Snowflake loader error

Hi,

We’re trying to get the snowplow / snowflake integration working. We’re at the point were where able to ingest events and they seem to be transformed / enriched correctly, I see the files in the s3 bucket. The snowflake loader terraform ran successfully, but we’re not seeing the events loaded into the snowflake events table.

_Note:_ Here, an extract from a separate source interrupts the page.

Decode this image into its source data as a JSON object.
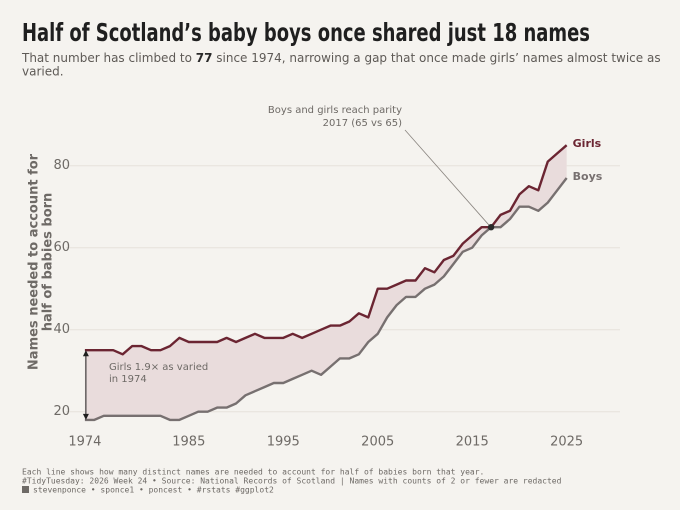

In Snowflake I do see the files in the SP_TRANSFORMED_STAGE

The only error I’m seeing is in the sp-snowflake-loader-server logs:


2023-07-21T10:04:14.043+02:00	INFO Loader: Total 85 messages received, 0 loaded; Loader is in Idle state; Last state update at 2023-07-21 08:00:30.592

2023-07-21T10:09:14.044+02:00	INFO Loader: Total 85 messages received, 0 loaded; Loader is in Idle state; Last state update at 2023-07-21 08:00:30.592

2023-07-21T10:10:00.767+02:00	INFO DataDiscovery: Received a new message

2023-07-21T10:10:00.767+02:00	INFO DataDiscovery: Total 86 messages received, 0 loaded

2023-07-21T10:10:00.768+02:00	INFO DataDiscovery: New data discovery at run=2023-07-21-08-00-00 with following shredded types:

2023-07-21T10:10:00.768+02:00	* iglu:com.snowplowanalytics.snowplow/web_page/jsonschema/1-*-* WIDEROW

2023-07-21T10:10:00.768+02:00	* iglu:com.snowplowanalytics.snowplow/ua_parser_context/jsonschema/1-*-* WIDEROW

2023-07-21T10:10:00.768+02:00	* iglu:nl.basjes/yauaa_context/jsonschema/1-*-* WIDEROW

2023-07-21T10:10:30.784+02:00	ERROR Loader: Loading of s3://xxxxxxx/website/transformed/good/run=2023-07-21-08-00-00/ has failed. Not adding into retry queue. HikariPool-1 - Connection is not available, request timed out after 30000ms.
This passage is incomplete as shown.